May is Motorcycle Safety Awareness Month, and according to an announcement the Motorcycle Safety Foundation (MSF) and the American Motorcyclist Association (AMA) are teaming up to promote rider education.
The MSF offers a full suite of rider education programs consisting of hands-on, classroom, and online courses as part of the MSF Rider Education and Training System. The RETS is designed to help novice students become competent riders, and help current riders become even better riders. Each course is research-based and develops knowledge, skill, attitudes, and habits associated with safe and responsible riding.
“With more people getting into motorcycling every day, it is important new riders learn how to ride the right way, right away. The best first ride is the MSF Basic RiderCourse or a similar research-based course in your state,” said Erik Pritchard, president and CEO of the MSF. “We thank the AMA for their continued leadership in raising awareness of the importance of rider education and Motorcycle Safety Awareness Month.”
“The AMA has aggressively supported research-based, state-approved motorcycle rider training for many years, as part of a comprehensive motorcycle safety program designed to prevent motorcycle crashes and fatalities,” said AMA president and CEO Rob Dingman. “One of our focuses in Motorcycle Safety Awareness Month is to maintain – or increase – funding for programs, improve training reciprocity between states and promote incentives, such as insurance discounts, that can result in more riders completing rider training courses.”
Both organizations also implore car and truck drivers to be aware of motorcycles in the traffic mix and to look carefully before changing lanes or turning at intersections. Motorcycles are narrow, and may be harder to spot than other vehicles.

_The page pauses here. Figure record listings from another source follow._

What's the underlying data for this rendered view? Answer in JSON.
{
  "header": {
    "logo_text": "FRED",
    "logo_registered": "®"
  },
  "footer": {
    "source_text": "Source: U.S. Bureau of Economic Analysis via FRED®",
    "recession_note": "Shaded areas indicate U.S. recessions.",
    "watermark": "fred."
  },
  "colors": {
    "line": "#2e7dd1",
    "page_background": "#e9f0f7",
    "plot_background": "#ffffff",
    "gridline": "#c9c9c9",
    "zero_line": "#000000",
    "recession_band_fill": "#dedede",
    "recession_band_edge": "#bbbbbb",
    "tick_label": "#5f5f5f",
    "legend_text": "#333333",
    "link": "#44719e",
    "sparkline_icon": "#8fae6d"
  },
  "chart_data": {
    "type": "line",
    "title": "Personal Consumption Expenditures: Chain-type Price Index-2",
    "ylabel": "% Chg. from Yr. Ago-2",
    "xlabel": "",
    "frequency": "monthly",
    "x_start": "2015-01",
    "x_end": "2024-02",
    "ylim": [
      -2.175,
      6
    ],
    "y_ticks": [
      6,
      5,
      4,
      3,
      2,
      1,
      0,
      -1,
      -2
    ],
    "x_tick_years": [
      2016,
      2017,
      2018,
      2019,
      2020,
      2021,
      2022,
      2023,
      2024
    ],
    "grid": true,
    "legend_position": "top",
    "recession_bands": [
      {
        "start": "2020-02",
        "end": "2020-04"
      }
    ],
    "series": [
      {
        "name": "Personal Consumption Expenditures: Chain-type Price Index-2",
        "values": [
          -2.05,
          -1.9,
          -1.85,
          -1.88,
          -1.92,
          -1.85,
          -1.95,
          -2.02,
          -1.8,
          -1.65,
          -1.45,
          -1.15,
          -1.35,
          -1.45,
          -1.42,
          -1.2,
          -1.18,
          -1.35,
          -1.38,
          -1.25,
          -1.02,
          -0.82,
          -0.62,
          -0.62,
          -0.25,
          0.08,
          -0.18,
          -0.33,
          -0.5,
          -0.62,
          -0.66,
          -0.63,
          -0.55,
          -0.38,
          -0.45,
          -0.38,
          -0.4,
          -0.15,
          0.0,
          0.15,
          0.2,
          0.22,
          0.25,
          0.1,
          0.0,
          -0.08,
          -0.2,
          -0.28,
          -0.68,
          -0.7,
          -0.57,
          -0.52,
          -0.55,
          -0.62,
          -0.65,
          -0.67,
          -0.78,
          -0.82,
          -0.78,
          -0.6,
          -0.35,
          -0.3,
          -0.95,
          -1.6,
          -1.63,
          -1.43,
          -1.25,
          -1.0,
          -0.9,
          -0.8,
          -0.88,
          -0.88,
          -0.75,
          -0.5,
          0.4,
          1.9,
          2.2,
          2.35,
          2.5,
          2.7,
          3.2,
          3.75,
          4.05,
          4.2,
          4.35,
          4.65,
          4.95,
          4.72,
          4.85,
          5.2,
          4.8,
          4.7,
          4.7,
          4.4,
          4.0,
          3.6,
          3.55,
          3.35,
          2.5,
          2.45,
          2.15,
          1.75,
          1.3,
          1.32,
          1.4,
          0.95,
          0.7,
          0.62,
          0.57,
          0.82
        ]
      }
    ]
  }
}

MSF Rider Education Training System
The MSF team continuously works to evolve rider education programs. Some of the program highlights include:
The MSF Basic RiderCourse covers the basics of operating a motorcycle as well as safety-oriented mental strategies. Motorcycles and helmets are provided. Successful completion of this course (consisting of a three-hour eCourse, five hours of formal classroom activities, and ten hours of riding instruction conducted over two or three sessions, plus knowledge and skill tests) may serve to waive the license test in many states.
Basic RiderCourse 2: For riders who already have basic skills. Similar to the BRC except speeds are higher and students should use their own motorcycles. An excellent refresher course for practicing and renewing riding skills includes an informal classroom component for discussing safety concepts based on past riding experiences and current knowledge. If the license waiver component is not needed (no classroom activities and no knowledge or skill test), there is a "Skills Practice" offering.